10周年という節目で、経営者であるわたしにとってなにか特別な感慨があったかというと、正直なところ、あまりないというのが本音です。2年前に作ってもらったロゴも、Webサイトのリニューアルも、この10周年という節目で袖をまくったわけでもなく、それでもなんとなく節目だからと、周りを巻き込みながらなんとか形にすることができたものです。リニューアル前のバタバタは、大したこだわりがあるわけでもないのにたまに形式にこだわると周りに迷惑をかける典型例であったと反省しています。数年前にロゴを作ってくれたSKGさんと、そのロゴを活用し、当社の理念をきちんと理解、継承しながらWebデザインと開発をしてくれた社員のYとKにはとても感謝しています。ただわたしは、10年やってきたことに誇りがないわけでも、記念を軽視しているわけでもありません。日々の困難を淡々と乗り越えてきた実感のほうが強く、振り返ればいつも「なんとか10年続けてこられた」という思いばかりが浮かび上がります。
だからこそ10周年を迎えた2024年9月には、当社の10年を設立前から1年ずつ振り返るために、わたしは数十ページの資料を作り、社員たちに会社の歴史を説明しました。
設立前の出来事を書いているときでさえ吐き気を感じたうえに、それを社員の前で読み上げたときには、一度過去に戻ってすべてやり直せたら、とさえ感じました。設立以降のほとんどの出来事は、社員の大半が共有してくれているとはいえ、わたしから改めて乗り越えてきた困難を振り返ると共に、全員で「誇り」を共有する瞬間が多く、わたしたちの強さは今この場で10年という小さな歴史を振り返っている「すべての社員」によるものであることを実感しました。

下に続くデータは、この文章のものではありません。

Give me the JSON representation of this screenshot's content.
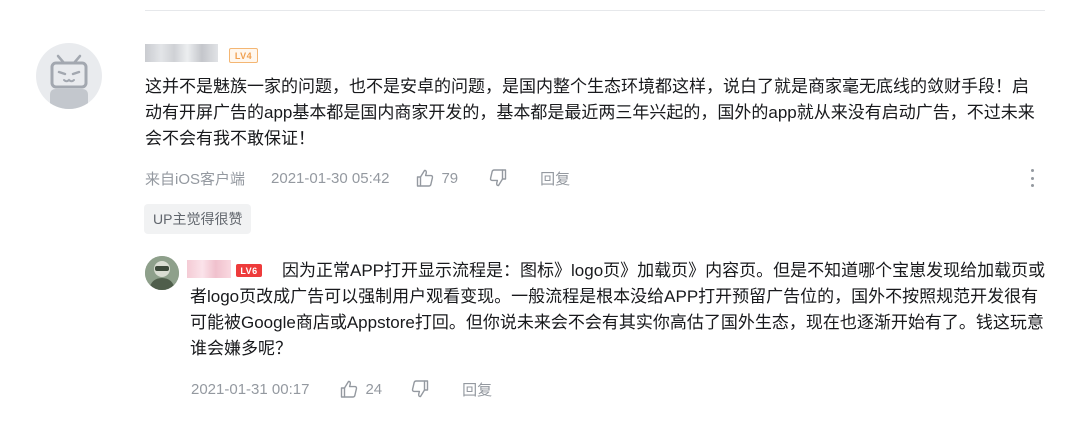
{
  "comment": {
    "level": "LV4",
    "text": "这并不是魅族一家的问题，也不是安卓的问题，是国内整个生态环境都这样，说白了就是商家毫无底线的敛财手段！启动有开屏广告的app基本都是国内商家开发的，基本都是最近两三年兴起的，国外的app就从来没有启动广告，不过未来会不会有我不敢保证！",
    "source": "来自iOS客户端",
    "timestamp": "2021-01-30 05:42",
    "like_count": "79",
    "reply_label": "回复",
    "up_badge": "UP主觉得很赞"
  },
  "reply": {
    "level": "LV6",
    "text": "因为正常APP打开显示流程是：图标》logo页》加载页》内容页。但是不知道哪个宝崽发现给加载页或者logo页改成广告可以强制用户观看变现。一般流程是根本没给APP打开预留广告位的，国外不按照规范开发很有可能被Google商店或Appstore打回。但你说未来会不会有其实你高估了国外生态，现在也逐渐开始有了。钱这玩意谁会嫌多呢？",
    "timestamp": "2021-01-31 00:17",
    "like_count": "24",
    "reply_label": "回复"
  },
  "icons": {
    "avatar_default": "bilibili-tv-icon",
    "like": "thumb-up-icon",
    "dislike": "thumb-down-icon",
    "more": "more-vertical-icon"
  },
  "colors": {
    "text": "#18191c",
    "meta": "#9499a0",
    "lv4": "#f0a050",
    "lv6": "#ee3b3b",
    "badge_bg": "#f1f2f3"
  }
}
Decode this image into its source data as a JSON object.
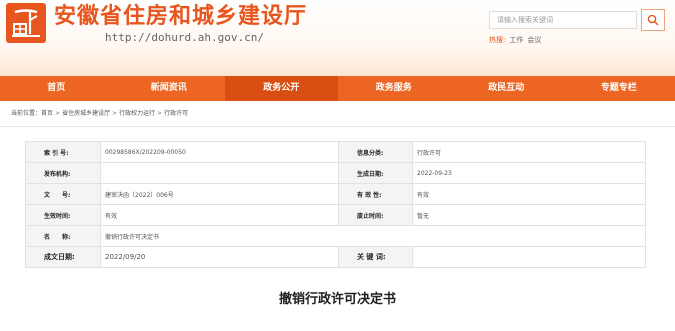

なんだ、ちゃんと10周年をしているじゃないか、と自分に感心する一方で、記念品とかノベルティとか、顧客への手紙であるとか、わたしが口走ったほとんどのことを実行しないまま、月虹製作は10周年を迎え今に至るのですが、ひょっとすると、イベントが好きな社員が隠れているかもしれないという恐れから、10周年特別休暇という名のもとにGWを16連休にするという、10周年とは全く関係のないイベントをわたしが発案して実行しました。 社員が喜んでくれたのはとても良かったのですが、周年という謎の口実でなんでもできてしまうという事例をつくってしまったことは、今後のリスクとして捉えておいたほうが良いかもしれません。